「現実を変える勇気を持とうという応援歌」シークレット・スーパースター しずるさんの映画レビュー(感想・評価)
現実を変える勇気を持とうという応援歌
歌手を夢見る少女が、動画サイトに歌を投稿した事から、世界が変わるシンデレラストーリー
なんかこういうの最近見たぞ…。「ハーツ・ビート・ラウド」は、まあ夢見がちな父親を現実に向き合わせる娘の話だったけど、やはり今時のムーブメントはネットから始まるのだなぁ。ほろ苦く終わったあちらに対して、大成功でハッピーエンドらしき本作は、お国柄という所かな。
…などと思っていたら、大分様子が違った。
まあ、少女のサクセスストーリーである事に間違いはないが、本作で強固に描かれているのは、インドに於ける、現代も根強い女性軽視の現実と、諦めず希望を持って、考え、行動し続ければ、その状況を変える事が出来るかも知れないという応援歌。
だから、彼女はサクセスしなければいけなかったのだ。授賞式とか、ご都合主義に思える部分も無くはないけど、この結末で正解。
インド映画は本当に、社会や現実の問題提起を、明るさと希望を持って、しんどくなりすぎないように描くのが上手い。

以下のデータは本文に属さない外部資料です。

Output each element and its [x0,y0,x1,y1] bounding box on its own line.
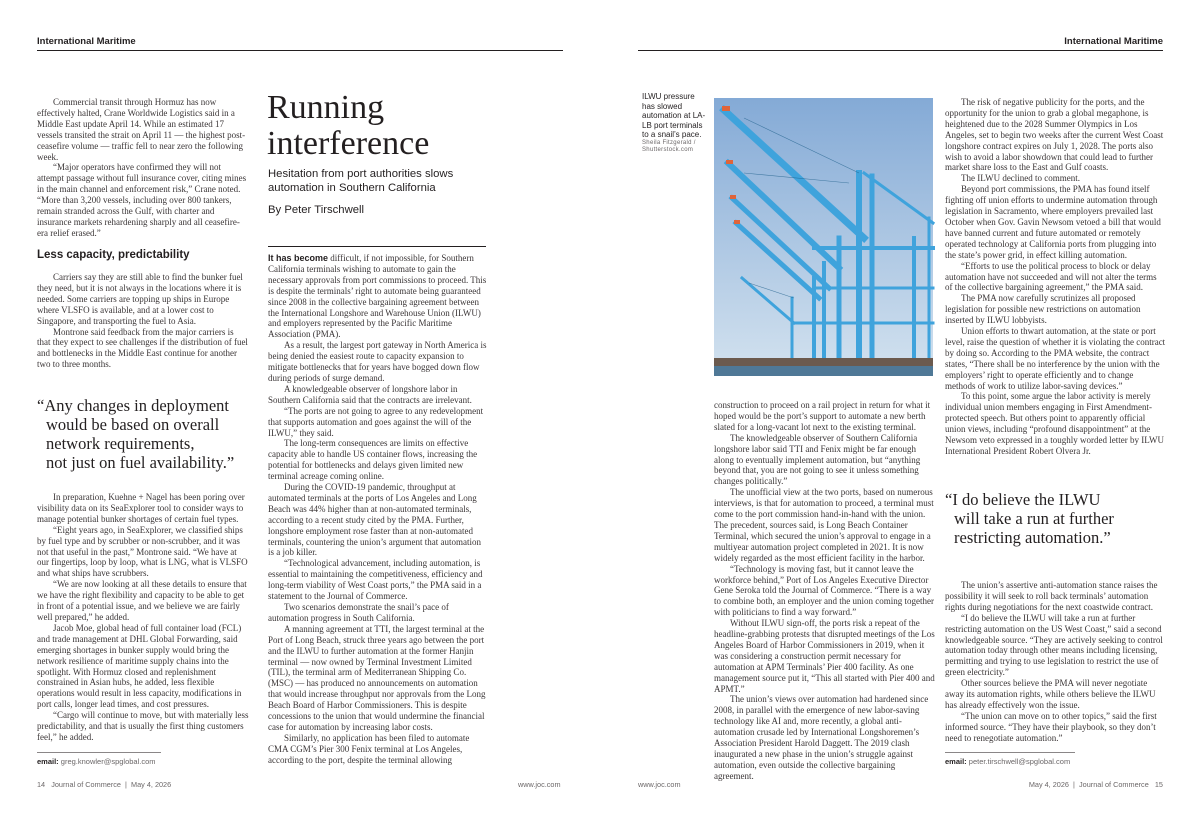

洋服やカジュアルな時計を身に付け、携帯やパソコンを扱い、アイドル番組に夢中になる。どこの国でも同じなのね、とウンウン頷きたくなる若者の姿。気が強く、小生意気で、でも賢くて、勇気があり、若々しい夢に溢れ、反発しながらも、母と友達のように仲好しな主人公のキャラクターが、現在のインドのリアルを感じさせる。
悪態をつき、ケンカしながらも、深い愛情を抱く家族への想い。構ってくる同級生男子への辛辣な撥ね付け。ままならない現実に、荷物を叩きつけ、壁を殴り蹴りつけて憤る姿。友情と恋の間の甘酸っぱい距離感。不満や不公平を感じながらも、親に従うしかない未成年の無力さ。
思春期のあるあるが間をおかず襲ってきて、思わず、頑張れ、元気出せ!と、拳を握らずにおれない。
プロデューサーに見出される経緯も、スキャンダルで業界に見放された彼の最後の手段という事で、それなりに理屈が通っていた。もっと夢物語かと思っていた。
主人公以外の登場人物のキャラクター付けも良い。気が弱く無学で夫に逆らえないが、最後は娘の夢を守る為毅然と立ち向かう母。ケンカもするけど無邪気に姉を慕い、家族の軋轢に心痛める幼い弟。妻と娘を見下しDVを働く父親の、徹底して悪者としての描かれ方も、諦めるな、立ち上がれ、の主題を際立たせるものなのだろう。
弱く愚かだと思っていた母の、娘を守る為の知られざる闘い。
本当のシークレット・スーパースターは誰だったのか?
涙目でジーンと余韻に浸っていたエンドロール。いい雰囲気をぶった切ってダンスでゴキゲンなオチを付けようとするのが相変わらずのインド映画っぷりで、思わず笑いを声に出してしまった。
あーあー、まったくもう。いや、まあ、そんな所も嫌いじゃないけど。